Storage Accounts in Azure
A Storage Account is the fundamental building block of Azure Storage. It provides a unique namespace for your data in Azure and acts like the “container” that holds all storage services (blobs, files, queues, tables, disks).
Key Concepts
- Each storage account gets a unique name and endpoint (e.g., mystorage.blob.core.windows.net).
- Data in a storage account is always replicated based on redundancy settings (LRS, ZRS, GRS, RA-GRS).
- Supports different performance tiers: Standard (HDD, cost-optimized) vs Premium (SSD, low latency).
Types of Storage Accounts
- General-purpose v2: Most common, supports blobs, files, queues, and tables. Default choice in almost all scenarios.
- BlockBlobStorage: Optimized for block blobs (media, backup, big data).
- FileStorage: High-performance file shares.
- Premium performance tiers: For workloads needing very low latency (databases, transaction-heavy apps).
Confusion Buster 🚨
Storage Account ≠ Container
– Storage Account = the top-level container for all your data services.

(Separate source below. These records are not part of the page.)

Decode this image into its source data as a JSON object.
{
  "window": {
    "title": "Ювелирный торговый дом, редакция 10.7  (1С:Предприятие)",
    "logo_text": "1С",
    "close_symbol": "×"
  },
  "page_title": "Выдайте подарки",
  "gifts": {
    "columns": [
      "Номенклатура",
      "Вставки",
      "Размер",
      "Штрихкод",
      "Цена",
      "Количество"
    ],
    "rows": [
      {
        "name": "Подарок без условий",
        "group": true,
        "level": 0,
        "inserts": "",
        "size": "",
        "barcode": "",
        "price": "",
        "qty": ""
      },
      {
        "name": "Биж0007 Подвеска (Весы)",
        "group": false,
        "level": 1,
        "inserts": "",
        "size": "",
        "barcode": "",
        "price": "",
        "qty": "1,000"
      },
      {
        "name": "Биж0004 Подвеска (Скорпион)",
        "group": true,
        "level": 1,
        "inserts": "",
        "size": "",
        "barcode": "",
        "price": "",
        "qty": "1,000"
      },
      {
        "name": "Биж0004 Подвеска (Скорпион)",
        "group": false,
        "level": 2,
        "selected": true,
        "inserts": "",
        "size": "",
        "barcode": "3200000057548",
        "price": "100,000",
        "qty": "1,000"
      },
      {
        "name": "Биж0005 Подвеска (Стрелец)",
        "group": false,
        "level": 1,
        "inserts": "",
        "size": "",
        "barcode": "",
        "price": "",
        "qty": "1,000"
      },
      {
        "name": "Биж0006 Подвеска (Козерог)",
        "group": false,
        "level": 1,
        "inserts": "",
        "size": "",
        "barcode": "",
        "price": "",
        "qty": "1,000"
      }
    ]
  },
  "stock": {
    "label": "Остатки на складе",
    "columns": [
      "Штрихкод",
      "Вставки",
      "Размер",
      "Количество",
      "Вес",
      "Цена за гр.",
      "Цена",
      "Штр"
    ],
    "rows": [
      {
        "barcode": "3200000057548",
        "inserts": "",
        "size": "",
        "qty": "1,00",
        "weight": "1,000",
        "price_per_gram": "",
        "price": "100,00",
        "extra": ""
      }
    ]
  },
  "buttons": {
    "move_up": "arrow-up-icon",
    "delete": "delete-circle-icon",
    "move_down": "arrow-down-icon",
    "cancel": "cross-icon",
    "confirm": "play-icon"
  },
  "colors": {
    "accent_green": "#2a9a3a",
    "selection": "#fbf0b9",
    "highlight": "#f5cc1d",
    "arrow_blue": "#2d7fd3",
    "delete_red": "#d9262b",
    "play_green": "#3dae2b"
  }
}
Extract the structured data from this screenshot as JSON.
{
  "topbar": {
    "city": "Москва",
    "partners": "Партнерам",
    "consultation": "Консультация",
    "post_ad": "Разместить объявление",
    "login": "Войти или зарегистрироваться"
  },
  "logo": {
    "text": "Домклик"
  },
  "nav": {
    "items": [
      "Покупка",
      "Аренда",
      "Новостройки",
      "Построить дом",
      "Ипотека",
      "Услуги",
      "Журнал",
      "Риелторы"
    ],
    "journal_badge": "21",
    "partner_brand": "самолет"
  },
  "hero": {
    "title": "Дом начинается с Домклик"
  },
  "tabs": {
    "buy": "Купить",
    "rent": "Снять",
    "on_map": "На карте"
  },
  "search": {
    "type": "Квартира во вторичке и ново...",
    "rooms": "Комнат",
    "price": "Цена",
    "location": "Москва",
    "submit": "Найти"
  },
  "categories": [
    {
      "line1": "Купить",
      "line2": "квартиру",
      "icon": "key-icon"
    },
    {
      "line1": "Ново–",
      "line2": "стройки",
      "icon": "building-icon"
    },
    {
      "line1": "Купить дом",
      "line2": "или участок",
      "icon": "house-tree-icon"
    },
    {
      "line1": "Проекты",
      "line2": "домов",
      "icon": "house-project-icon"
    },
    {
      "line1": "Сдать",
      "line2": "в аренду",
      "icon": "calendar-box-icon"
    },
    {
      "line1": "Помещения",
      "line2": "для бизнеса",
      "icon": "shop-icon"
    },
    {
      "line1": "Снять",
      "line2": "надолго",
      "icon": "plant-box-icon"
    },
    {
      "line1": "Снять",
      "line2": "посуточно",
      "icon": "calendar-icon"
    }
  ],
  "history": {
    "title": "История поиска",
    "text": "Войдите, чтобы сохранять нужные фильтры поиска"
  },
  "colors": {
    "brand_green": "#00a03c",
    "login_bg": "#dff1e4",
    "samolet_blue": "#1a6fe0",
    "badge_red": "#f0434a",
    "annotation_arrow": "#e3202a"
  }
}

– Container (inside Blob Storage) = just for blobs.
Exam trick: Many questions use “container” loosely — make sure you know whether they mean a Blob container or the Storage Account itself.
Simple Example
Think of a Storage Account like a warehouse. Inside it, you can have different sections: one for pallets (blobs), one for cupboards (files), one for message boards (queues), and one for spreadsheets (tables). But the entire warehouse is the Storage Account.
Exam Tip
Always choose General-purpose v2 unless the question specifically asks for premium scenarios. If you see keywords like “low latency” or “high-performance database workloads,” go with Premium FileStorage or BlockBlobStorage.
What to Expect in the Exam
- Direct Q: “Which storage account type supports all services?” → General-purpose v2.
- Scenario: “Company needs SSD-backed storage for database logs.” → Premium Storage Account.
- Trick Q: “A Blob container is the same as a Storage Account.” (False).